Ратислав приблизился, нервно теребя шапку в руках. Ортландец долго смотрел ему в глаза, потом протянул руку.
– Спасибо тебе, – сказал он. – За Заряту.
– Ой, не говори о том, дядя Хейдин! Как вспомню, ажио трясется все внутри.
– Как же ты сумел так точно выстрелить? Опытный лучник и то бы не решился.
– Я и сам не знаю, – Ратислав тряхнул головой, будто пытался избавиться от наваждения. – Нашло на меня что-то. Такая злоба взяла на этого гада, что зубами его загрыз бы. Я ведь Заряту-то и не видел вовсе. Смотрел только в глаза татю, туда, куда стрелу хотел послать.
– И послал, – Хейдин улыбнулся. – Ты теперь настоящий воин. Защитник справедливости, заступник слабых и обиженных.
– Лихо мне, дядя Хейдин. Я ведь, как не верти, человека убил. Грех это смертный, за его кровь Бог с меня спросит на Страшном суде.
– Думаешь, не надо было убивать?
– Не знаю я, дядя Хейдин. Вроде не белку, не зайца – человека кончил. А как подумаю, что он мог Зарятку убить, так и не жалею ни о чем.

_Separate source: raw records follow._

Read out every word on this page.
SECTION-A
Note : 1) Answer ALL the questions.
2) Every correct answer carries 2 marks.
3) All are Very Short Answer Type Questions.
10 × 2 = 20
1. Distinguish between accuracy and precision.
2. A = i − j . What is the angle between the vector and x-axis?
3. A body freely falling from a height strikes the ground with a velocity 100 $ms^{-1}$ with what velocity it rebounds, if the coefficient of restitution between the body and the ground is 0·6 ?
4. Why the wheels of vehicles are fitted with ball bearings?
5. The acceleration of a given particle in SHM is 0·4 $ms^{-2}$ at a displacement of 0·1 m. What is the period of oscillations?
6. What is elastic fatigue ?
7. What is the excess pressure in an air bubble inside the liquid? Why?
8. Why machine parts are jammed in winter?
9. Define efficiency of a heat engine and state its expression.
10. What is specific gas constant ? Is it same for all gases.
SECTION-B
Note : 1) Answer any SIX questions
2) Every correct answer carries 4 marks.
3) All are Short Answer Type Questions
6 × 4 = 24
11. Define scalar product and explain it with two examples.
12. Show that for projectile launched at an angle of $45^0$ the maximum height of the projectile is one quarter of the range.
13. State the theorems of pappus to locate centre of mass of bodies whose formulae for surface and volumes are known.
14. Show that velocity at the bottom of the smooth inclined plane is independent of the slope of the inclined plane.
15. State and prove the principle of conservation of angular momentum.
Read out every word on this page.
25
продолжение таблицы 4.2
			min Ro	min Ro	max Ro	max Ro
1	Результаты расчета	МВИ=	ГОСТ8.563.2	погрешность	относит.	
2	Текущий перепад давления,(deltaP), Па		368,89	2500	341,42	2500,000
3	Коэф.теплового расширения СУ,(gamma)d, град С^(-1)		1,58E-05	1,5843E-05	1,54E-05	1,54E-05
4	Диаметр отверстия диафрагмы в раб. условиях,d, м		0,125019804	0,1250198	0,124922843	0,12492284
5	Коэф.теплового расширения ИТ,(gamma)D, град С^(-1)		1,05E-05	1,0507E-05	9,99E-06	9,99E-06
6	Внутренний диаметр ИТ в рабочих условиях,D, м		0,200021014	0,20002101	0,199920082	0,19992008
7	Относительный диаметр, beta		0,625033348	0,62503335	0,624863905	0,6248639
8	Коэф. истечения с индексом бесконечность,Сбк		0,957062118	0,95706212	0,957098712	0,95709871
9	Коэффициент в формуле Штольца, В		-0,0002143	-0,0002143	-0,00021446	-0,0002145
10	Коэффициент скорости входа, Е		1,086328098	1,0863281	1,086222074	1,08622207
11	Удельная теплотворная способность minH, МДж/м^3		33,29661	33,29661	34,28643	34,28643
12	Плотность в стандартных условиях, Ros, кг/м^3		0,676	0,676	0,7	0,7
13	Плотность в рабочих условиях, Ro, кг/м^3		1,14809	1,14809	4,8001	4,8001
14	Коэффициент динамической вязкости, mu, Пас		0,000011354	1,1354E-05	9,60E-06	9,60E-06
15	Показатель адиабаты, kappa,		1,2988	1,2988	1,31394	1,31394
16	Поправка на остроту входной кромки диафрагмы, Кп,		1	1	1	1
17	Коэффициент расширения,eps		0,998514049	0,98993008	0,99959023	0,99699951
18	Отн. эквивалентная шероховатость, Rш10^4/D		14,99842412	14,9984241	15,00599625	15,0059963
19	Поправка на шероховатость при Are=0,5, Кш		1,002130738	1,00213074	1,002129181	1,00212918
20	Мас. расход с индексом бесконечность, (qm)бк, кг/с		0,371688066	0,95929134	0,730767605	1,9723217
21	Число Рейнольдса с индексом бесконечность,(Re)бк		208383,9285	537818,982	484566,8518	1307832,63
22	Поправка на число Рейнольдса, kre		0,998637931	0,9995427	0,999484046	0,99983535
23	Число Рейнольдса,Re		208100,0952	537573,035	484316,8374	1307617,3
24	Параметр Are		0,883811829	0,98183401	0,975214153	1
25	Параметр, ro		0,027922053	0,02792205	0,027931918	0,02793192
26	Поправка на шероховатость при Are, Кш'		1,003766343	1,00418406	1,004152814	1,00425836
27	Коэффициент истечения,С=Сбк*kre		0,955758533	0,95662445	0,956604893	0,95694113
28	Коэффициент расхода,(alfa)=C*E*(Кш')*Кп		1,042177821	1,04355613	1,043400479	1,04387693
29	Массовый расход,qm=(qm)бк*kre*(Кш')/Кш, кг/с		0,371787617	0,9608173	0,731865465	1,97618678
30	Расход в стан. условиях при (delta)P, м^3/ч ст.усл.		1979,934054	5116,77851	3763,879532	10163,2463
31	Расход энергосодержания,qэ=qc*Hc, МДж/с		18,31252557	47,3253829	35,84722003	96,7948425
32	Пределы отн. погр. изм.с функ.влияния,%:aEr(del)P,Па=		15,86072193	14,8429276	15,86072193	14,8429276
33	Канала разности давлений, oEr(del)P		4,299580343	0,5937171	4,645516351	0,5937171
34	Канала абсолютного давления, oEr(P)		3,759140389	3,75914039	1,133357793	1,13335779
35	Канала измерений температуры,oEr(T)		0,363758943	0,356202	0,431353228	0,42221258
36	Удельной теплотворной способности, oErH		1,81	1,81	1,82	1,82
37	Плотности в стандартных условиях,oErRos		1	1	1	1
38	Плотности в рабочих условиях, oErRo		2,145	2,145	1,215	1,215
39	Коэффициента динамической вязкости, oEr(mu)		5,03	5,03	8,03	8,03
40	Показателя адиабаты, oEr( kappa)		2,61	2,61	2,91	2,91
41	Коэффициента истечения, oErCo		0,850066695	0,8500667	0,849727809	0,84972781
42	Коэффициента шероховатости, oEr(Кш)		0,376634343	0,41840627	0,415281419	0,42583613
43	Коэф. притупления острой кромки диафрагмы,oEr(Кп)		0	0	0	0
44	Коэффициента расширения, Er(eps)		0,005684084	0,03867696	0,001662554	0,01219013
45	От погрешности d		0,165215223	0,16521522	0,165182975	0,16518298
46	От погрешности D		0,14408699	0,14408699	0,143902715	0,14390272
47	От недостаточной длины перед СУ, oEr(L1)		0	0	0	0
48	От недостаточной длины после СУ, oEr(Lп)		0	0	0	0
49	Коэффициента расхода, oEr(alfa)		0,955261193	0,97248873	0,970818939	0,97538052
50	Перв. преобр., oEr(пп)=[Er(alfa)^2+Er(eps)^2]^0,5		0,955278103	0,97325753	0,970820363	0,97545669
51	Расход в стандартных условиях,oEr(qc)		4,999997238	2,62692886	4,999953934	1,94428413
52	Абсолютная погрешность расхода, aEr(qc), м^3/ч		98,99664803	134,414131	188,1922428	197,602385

– Я был чуть постарше тебя, когда поступил на службу к одному воину, – сказал Хейдин. – Родом этот воин был из… из одной очень далекой страны. Хороший был воин, и мечом рубился отменно, и в седле держался лучше других, и отважен был – один мог без страха на десятерых выйти. Мне тогда очень повезло, что он меня к себе взял. Время было лихое, повсюду шли войны. Я отправился с моим господином на юг, в страну, где в то время сражались между собой две религиозные группировки. Одни говорили, что надо молиться Богу так, другие – что эдак, и из-за этого резали друг друга без жалости и сострадания. Моего господина в числе прочих уважаемых и прославленных воителей пригласили следить за соблюдением перемирия – ведь даже религиозные фанатики – душегубы иногда могут найти общий язык и хотя бы на время прекратить бойню. Однако перемирие все время нарушалось. Были шайки, которые не подчинялись никому, они-то и доставляли больше всего неприятностей. Именно они устраивали нападения, чтобы сорвать перемирие. И вот однажды моего господина послали к месту одной из таких стычек. Я сопровождал его. Мы приехали в деревню, где за день до нас побывала шайка вот таких бравых ребят, вроде наших сегодняшних противников.
– Что было дальше, дядя Хейдин?
– Дальше? – Хейдин ощутил вдруг противный спазм в горле. – Дальше мы выехали на центральную площадь. Дома вокруг нас были сожжены, некоторые еще дымились. А в храме лежали трупы. Много трупов. Там были женщины, дети, мужчины, старики, все простые крестьяне, которые никогда никому не делали зла. Их заводили в храм по три-четыре человека и резали ножами прямо у алтаря. Потом оттаскивали тела к стене и заводили новых. В храме было пятьдесят шесть трупов. Убийцы их кровью написали на стеках храма свои девизы. Что-то вроде: «Победа или смерть!» или «За веру и свободу!» Мы смотрели на это все, а потом нас позвали лучники, которые прибыли в ту деревню вместе с нами. Они заглянули в деревенский колодец – он тоже был полон мертвецов. Первой вытащили женщину, совсем молодую. К ней был привязан веревкой ее младенец. Они были мертвы, их глаза были открыты и полны воды, будто невыплаканных слез. Когда начали отвязывать младенца, у мертвого ребенка из ротика потекло материнское молоко. Увидев это, мой господин сел на камень, обхватил голову руками и зарыдал. Я в первый и в последний раз в жизни видел, как плачет рыцарь.
На следующий день мы настигли шайку, которая устроила эту резню, и перебили их всех до единого. И я видел, с какими лицами наши солдаты рубили разбойников. Я видел, с каким лицом мой господин приказал повесить семерых взятых в плен негодяев. Когда подонки задергались в петлях, и их черные души отправились в Морбар на вечные мучения, каждый из нас испытал такое чувство, будто с наших плеч упало тяжкое неподъемное бремя. Это была не жестокость – это была справедливость.